In a broad sense, love is a moral and aesthetic feeling, expressed in a disinterested and selfless striving for its object, in a need and readiness for self-giving. Love is an unusually capacious, multi-valued and multifaceted concept: it includes love for people (humanism), and love for the Motherland (patriotism), and love for art, nature, travel, and parental love, and the love of children for parents. A person in love needs not just a being of the opposite sex, but such a being that has aesthetic appeal for him, intellectual and emotional-psychological value, common moral ideas, sexual and erotic attraction. If at least one of these components is not present, love "will not take place" or its illusion will arise, which will inevitably collapse, perish. Without harmony, without spiritual intimacy, compatibility of characters, true love between people is impossible.

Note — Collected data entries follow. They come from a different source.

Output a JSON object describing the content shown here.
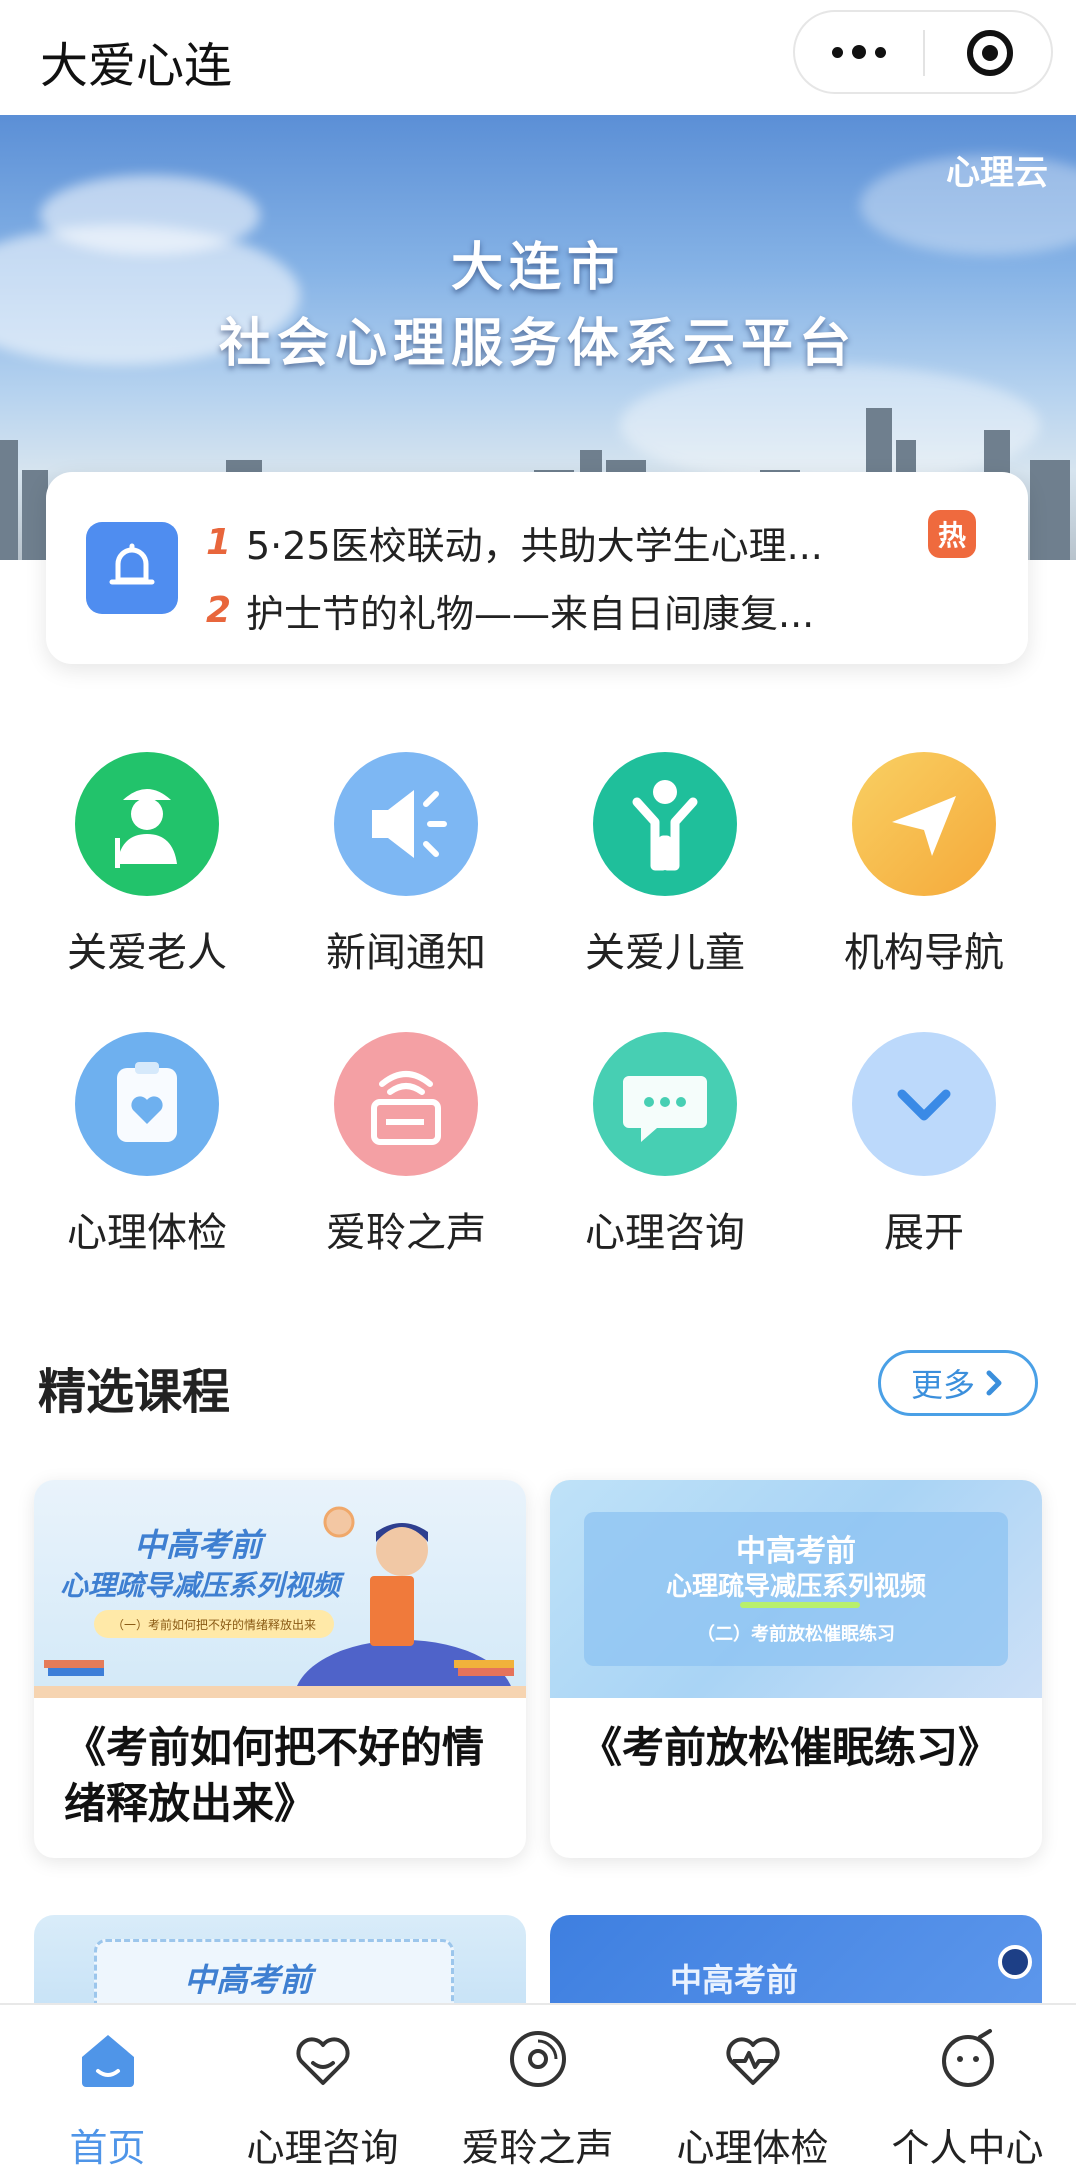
{
  "app": {
    "title": "大爱心连"
  },
  "banner": {
    "brand": "心理云",
    "title_line1": "大连市",
    "title_line2": "社会心理服务体系云平台"
  },
  "notices": [
    {
      "index": "1",
      "text": "5·25医校联动，共助大学生心理...",
      "badge": "热"
    },
    {
      "index": "2",
      "text": "护士节的礼物——来自日间康复..."
    }
  ],
  "entries": [
    {
      "label": "关爱老人",
      "icon": "elderly-icon",
      "color": "#22c36b"
    },
    {
      "label": "新闻通知",
      "icon": "megaphone-icon",
      "color": "#7db7f3"
    },
    {
      "label": "关爱儿童",
      "icon": "child-icon",
      "color": "#1fbf9b"
    },
    {
      "label": "机构导航",
      "icon": "navigation-icon",
      "color": "#f6b949"
    },
    {
      "label": "心理体检",
      "icon": "checkup-icon",
      "color": "#6eb0ef"
    },
    {
      "label": "爱聆之声",
      "icon": "radio-icon",
      "color": "#f4a0a4"
    },
    {
      "label": "心理咨询",
      "icon": "chat-icon",
      "color": "#47cfb3"
    },
    {
      "label": "展开",
      "icon": "chevron-down-icon",
      "color": "#bcd9fb"
    }
  ],
  "section": {
    "title": "精选课程",
    "more": "更多"
  },
  "courses": [
    {
      "title": "《考前如何把不好的情绪释放出来》",
      "thumb_line1": "中高考前",
      "thumb_line2": "心理疏导减压系列视频",
      "thumb_line3": "（一）考前如何把不好的情绪释放出来"
    },
    {
      "title": "《考前放松催眠练习》",
      "thumb_line1": "中高考前",
      "thumb_line2": "心理疏导减压系列视频",
      "thumb_line3": "（二）考前放松催眠练习"
    }
  ],
  "peeks": [
    {
      "text": "中高考前"
    },
    {
      "text": "中高考前"
    }
  ],
  "tabs": [
    {
      "label": "首页",
      "icon": "home-icon",
      "active": true
    },
    {
      "label": "心理咨询",
      "icon": "heart-icon"
    },
    {
      "label": "爱聆之声",
      "icon": "disc-icon"
    },
    {
      "label": "心理体检",
      "icon": "pulse-heart-icon"
    },
    {
      "label": "个人中心",
      "icon": "face-icon"
    }
  ],
  "colors": {
    "accent": "#4f95e8",
    "hot": "#ef6a3e",
    "notice_index": "#e8663c"
  }
}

Love is the greatest value, property and right of a free person. A person who loves becomes more sensitive to beauty. A special aesthetics of love arises - a person's craving for a perfect life, which is built according to the laws of beauty, goodness, freedom, justice. Moreover, this craving for harmony and ideal affects both the mind and the deepest emotional layers of the human soul. Where do such feelings come from? Perhaps love is the strongest of all emotional needs, a person’s “hunger” for a person, a feeling of incredible inner need for him, recognition of his unconditional value. Love unites one person with another, helping him overcome feelings of isolation and loneliness. At the same time, it “allows a person to remain himself, to preserve his integrity and individuality. There is a paradox in love: two beings become one and remain two at the same time ”(E. Fromm).

However, love is not a fluke or a fleeting episode; love is an art that requires self-improvement, dedication, readiness for action and self-sacrifice from a person. E. Fromm identifies five elements of love : giving, care, responsibility, respect and knowledge.

Love like giving- this is the highest manifestation of the power of a person who is able to give, the power that gives rise to reciprocal love, this is a way of self-realization, which consists in giving, not taking.

Love as a manifestation of care and interest involves a spiritual response, the expression of diverse feelings in relation to a loved one. It is creative and fruitful, it resists destruction, conflict, enmity. It is a form of productive activity.

Love as a responsibility there is a response to the expressed or unexpressed needs of another human being, a state and readiness to "respond". A loving person feels responsible for his neighbors, just as he feels responsible for himself. In love, responsibility concerns, first of all, the spiritual needs of another person.

Respect in love - this is the ability to see and accept a person as he is, and not as I need him as a means to my goals . It is a willingness to be aware of its uniqueness and individuality.

But “it is impossible to respect a person without knowing him: care and responsibility would be blind if they were not guided by knowledge” (E. Fromm). Knowledge - a necessary aspect of love, which allows you to penetrate into the essence, the “secret” of a loved one” and realize all other aspects of love.

Absolutely complete, all-encompassing love presupposes the organic unity of all these aspects. So, love is not only the highest moral value, but also a real earthly attitude and attraction, and a relatively independent desire and need, and in this capacity it is the highest form of interpersonal communication.